There were times at which Rowena Spencer wished that her late mother had been a shade less precipitate, but she was a stout-hearted English girl who embraced her present station with a stalwart heart while dreaming of better things.

One of those better things was Wilfred.

Wilfred Roland Oliver Charlemagne Lancelot Mallory was the only son and principal heir of Sir Arthur Mallory, a robust gentleman whose fortune obtained in equal measure from Scottish sheep and Birmingham mills. Young Wilfred had scarce nineteen summers to his credit, and—though his hair and eyes could charitably be called blond and blue—to name them so would be the most definite thing about Mr. Mallory's person.
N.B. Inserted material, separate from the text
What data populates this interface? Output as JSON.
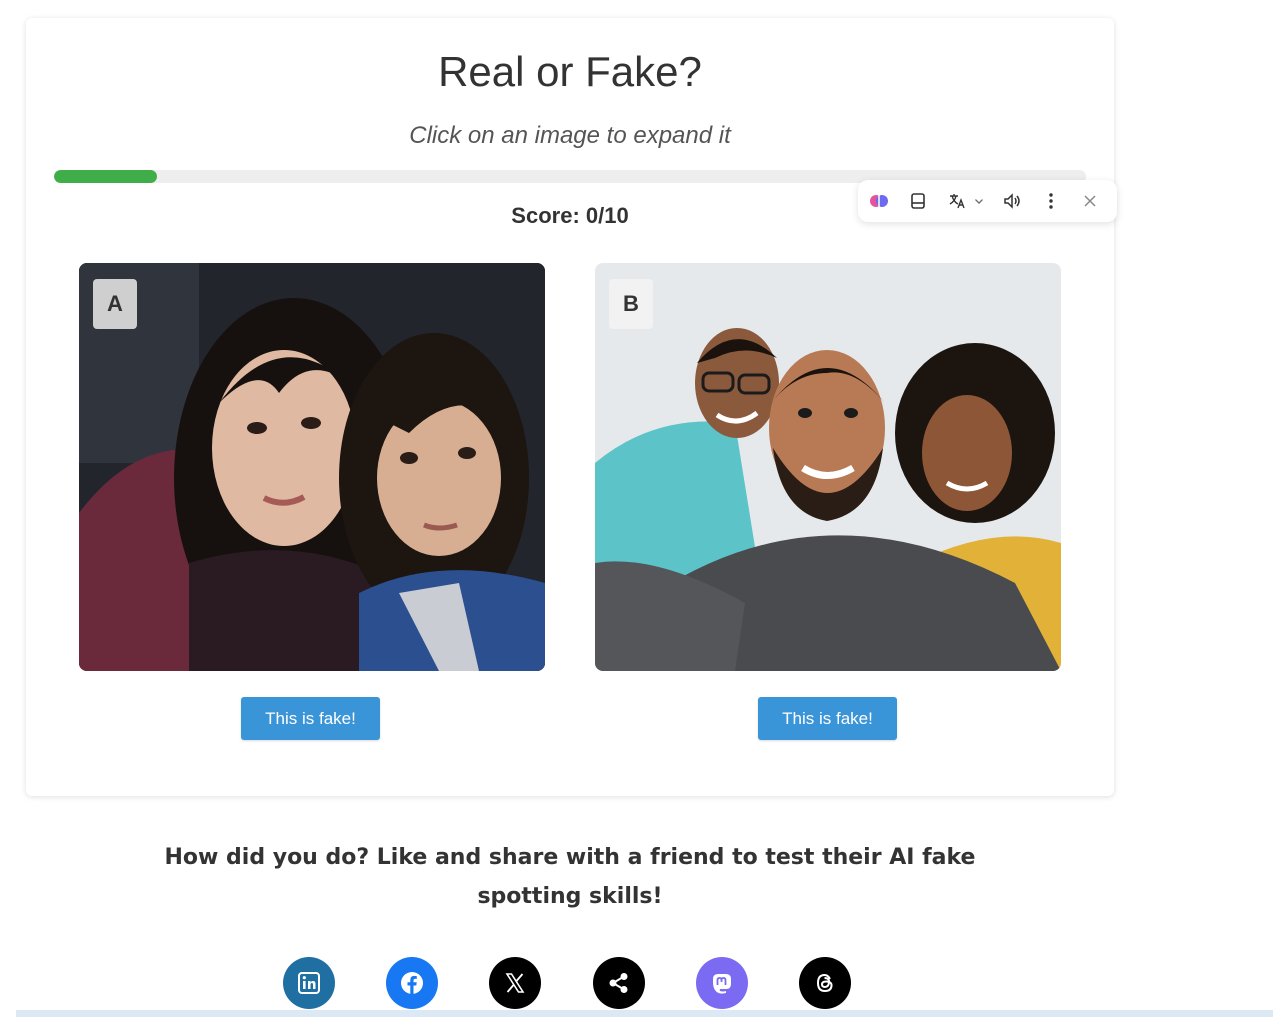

"Hullo, Rowena," Wilfred said gloomily. "No, that isn't until the end of the week." He drooped endearingly upon the doorsill, reminding Rowena of a desolate dandelion. "Is your father in?" he pursued, for he was a polite young man, and cognizant of the social necessities.

Mr. Wilfred Mallory's greatest desire was to be an accountant: he had first salved that burning hunger in his maiden soul by preparing so rigorous a catalog of his father's extensive library that his work was quite the envy of the entire county. There had been numerous offers tendered for his services, but Sir Arthur had angrily rejected them all, saying that one in whose veins burned the immortal blood of the greatest of English kings (Sir Arthur having conveniently forgotten that he had purchased his title in 1807) would not stoop to clerking drudgery.

As Wilfred found himself without many outlets for his natural talents at Camelot Court, and the recipient of little peace within its walls, he had endeared himself to the tradespeople of Miching Malicho by a positive yearning to handle their accounts and billing, and for this reason he was much seen in the shops on High Street around the fifteenth of each month.

"He's at the smithy, of course," Rowena said. "But come inside, Wilfred—there's new bread made and the cloth laid for tea. Is it about the tourney?"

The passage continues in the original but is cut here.